The gamification mechanics of the platform encourage behavioural change by incentivising farmers through community participation, recognition of compliance as well as real-time risk assessments regarding their current spraying practices.

The AI component of the project will rely on Bayesian Networks, which provide a rigorous probabilistic methodology for modelling real-world problems that involve uncertainty.
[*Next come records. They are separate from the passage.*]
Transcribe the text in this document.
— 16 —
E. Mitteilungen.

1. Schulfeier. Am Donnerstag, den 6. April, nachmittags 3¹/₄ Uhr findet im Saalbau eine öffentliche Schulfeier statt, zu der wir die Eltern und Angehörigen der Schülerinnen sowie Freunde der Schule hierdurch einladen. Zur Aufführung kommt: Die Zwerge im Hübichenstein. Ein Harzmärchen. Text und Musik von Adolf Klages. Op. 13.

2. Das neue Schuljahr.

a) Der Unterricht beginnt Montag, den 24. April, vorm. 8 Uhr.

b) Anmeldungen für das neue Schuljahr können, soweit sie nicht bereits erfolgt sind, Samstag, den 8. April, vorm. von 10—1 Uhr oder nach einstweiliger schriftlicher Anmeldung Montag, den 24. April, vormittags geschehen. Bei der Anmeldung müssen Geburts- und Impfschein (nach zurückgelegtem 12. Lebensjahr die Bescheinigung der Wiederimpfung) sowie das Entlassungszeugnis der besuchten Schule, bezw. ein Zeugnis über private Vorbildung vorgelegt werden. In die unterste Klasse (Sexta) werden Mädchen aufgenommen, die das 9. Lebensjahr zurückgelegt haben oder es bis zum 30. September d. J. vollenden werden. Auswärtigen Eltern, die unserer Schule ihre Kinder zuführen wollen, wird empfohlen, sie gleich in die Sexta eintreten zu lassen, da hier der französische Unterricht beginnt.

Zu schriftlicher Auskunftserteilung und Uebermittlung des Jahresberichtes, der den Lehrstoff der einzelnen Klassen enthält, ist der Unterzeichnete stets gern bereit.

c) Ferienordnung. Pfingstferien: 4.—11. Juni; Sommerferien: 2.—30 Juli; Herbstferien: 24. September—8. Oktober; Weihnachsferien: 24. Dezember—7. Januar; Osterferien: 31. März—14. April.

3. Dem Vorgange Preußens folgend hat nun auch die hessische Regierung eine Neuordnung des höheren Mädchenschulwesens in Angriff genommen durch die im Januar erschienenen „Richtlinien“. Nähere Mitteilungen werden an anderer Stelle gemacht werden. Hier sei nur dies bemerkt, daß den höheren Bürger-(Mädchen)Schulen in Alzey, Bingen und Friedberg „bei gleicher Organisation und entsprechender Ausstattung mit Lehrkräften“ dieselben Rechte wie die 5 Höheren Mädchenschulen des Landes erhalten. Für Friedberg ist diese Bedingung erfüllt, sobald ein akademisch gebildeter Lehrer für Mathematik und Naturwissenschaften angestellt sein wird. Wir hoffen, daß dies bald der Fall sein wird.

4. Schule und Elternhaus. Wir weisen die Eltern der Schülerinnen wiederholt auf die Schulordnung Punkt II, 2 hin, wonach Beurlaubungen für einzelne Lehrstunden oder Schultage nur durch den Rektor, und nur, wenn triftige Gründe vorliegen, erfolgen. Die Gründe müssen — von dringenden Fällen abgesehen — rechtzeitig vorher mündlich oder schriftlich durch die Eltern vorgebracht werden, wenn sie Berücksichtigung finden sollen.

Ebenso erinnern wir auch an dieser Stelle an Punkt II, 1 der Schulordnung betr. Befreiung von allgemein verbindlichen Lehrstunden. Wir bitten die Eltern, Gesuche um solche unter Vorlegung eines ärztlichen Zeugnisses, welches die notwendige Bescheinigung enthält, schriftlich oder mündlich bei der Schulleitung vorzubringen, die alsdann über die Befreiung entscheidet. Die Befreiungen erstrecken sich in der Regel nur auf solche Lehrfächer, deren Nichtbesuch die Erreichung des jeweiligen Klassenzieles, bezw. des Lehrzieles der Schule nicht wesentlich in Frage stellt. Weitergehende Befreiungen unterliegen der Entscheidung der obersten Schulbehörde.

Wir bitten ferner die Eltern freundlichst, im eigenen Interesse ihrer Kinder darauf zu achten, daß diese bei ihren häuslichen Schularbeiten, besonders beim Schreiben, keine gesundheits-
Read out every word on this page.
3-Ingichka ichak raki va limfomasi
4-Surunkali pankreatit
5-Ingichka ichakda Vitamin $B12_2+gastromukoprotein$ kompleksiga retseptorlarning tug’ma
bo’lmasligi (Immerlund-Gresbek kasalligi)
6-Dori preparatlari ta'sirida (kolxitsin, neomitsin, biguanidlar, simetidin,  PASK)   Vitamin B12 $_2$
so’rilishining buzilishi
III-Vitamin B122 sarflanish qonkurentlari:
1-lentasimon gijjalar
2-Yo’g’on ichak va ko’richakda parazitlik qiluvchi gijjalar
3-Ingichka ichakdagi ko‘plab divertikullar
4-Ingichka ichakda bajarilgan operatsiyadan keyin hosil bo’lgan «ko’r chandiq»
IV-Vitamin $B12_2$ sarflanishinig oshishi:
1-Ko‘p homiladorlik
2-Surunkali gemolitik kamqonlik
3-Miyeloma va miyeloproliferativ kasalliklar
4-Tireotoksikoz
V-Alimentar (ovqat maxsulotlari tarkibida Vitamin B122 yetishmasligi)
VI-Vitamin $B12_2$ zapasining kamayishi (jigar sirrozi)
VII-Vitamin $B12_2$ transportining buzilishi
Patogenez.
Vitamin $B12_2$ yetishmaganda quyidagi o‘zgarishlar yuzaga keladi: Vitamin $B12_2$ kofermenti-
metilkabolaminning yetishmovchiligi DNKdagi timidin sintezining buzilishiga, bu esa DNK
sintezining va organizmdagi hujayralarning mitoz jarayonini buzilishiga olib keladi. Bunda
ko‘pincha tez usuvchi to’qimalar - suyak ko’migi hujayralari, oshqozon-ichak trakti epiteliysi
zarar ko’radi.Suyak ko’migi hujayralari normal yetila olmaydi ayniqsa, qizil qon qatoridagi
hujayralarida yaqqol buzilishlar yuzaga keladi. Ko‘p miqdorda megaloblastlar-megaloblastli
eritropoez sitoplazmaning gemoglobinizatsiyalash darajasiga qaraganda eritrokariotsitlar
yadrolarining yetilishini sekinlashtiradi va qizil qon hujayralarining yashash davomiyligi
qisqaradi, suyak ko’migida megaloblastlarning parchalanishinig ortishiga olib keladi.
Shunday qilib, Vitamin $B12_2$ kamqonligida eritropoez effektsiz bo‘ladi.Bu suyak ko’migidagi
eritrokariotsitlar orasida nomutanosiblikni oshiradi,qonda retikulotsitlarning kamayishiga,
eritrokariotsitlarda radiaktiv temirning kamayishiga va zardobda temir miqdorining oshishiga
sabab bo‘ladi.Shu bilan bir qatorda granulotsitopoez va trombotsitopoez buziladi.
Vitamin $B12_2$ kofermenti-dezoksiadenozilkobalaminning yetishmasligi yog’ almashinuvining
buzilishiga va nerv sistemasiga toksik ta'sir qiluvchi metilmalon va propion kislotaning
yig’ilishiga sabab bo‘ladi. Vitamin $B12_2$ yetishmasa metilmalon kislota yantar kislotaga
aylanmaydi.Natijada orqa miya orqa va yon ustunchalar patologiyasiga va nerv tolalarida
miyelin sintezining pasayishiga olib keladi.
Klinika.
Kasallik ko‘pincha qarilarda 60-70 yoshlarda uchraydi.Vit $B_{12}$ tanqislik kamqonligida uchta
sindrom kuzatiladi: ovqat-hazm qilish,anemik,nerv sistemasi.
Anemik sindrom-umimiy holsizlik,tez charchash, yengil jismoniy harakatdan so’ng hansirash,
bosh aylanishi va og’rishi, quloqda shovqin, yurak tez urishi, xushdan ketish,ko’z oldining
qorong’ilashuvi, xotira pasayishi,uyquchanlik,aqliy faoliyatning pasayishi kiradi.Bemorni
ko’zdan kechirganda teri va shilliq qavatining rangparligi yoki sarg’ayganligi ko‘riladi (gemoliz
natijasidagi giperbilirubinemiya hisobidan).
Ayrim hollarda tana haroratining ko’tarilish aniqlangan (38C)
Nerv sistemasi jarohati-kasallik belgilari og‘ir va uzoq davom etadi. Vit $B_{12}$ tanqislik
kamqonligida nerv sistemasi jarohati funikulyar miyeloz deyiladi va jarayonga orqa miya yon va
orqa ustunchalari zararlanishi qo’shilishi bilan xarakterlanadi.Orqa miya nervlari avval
This technology will deliver decision support by informing farmers in real-time about the potential risks and consequences of their spraying decisions.

Investment is needed to scale-up innovations

In order to further the application of AI in the agriculture sector, it’s essential for governments at all levels to invest in infrastructure and programmes to support the adoption, trial and development of farm management solutions.

The project received a Business Research and Innovation Initiative grant of close to $100,000 AUD earlier this year and is also in consideration to receive a further $1 million AUD to develop a prototype or proof of concept, which will be determined later this year.

Funding opportunities such as this have ensured the project team was able to work with local groups of like-minded growers, agronomists, resellers, consultants and spray contractors to help eradicate spray drift.

It’s hoped that through further funding, the project will be able to engage the agricultural community and encourage practice change that reduces the occurrence of off-target spraying and safer spraying techniques.

With the scaling and diversification of agricultural activity across the globe, the issue of spray drift is becoming more crucial. With pesticides being used in greater numbers, the remaining un-farmed land and natural surrounding wildlife need to be protected more than ever before.

As global population growth leads to urban sprawl, less land will become available for agricultural practices, forcing farmers to be more efficient with how they use their land. Robotics, machine learning and new digital agricultural practices can play a part in future-proofing this sector.

Finding ways to reduce the volume of pesticides used in farming practices, while maintaining efficacy and being conscious of protecting the surrounding environment is of paramount importance.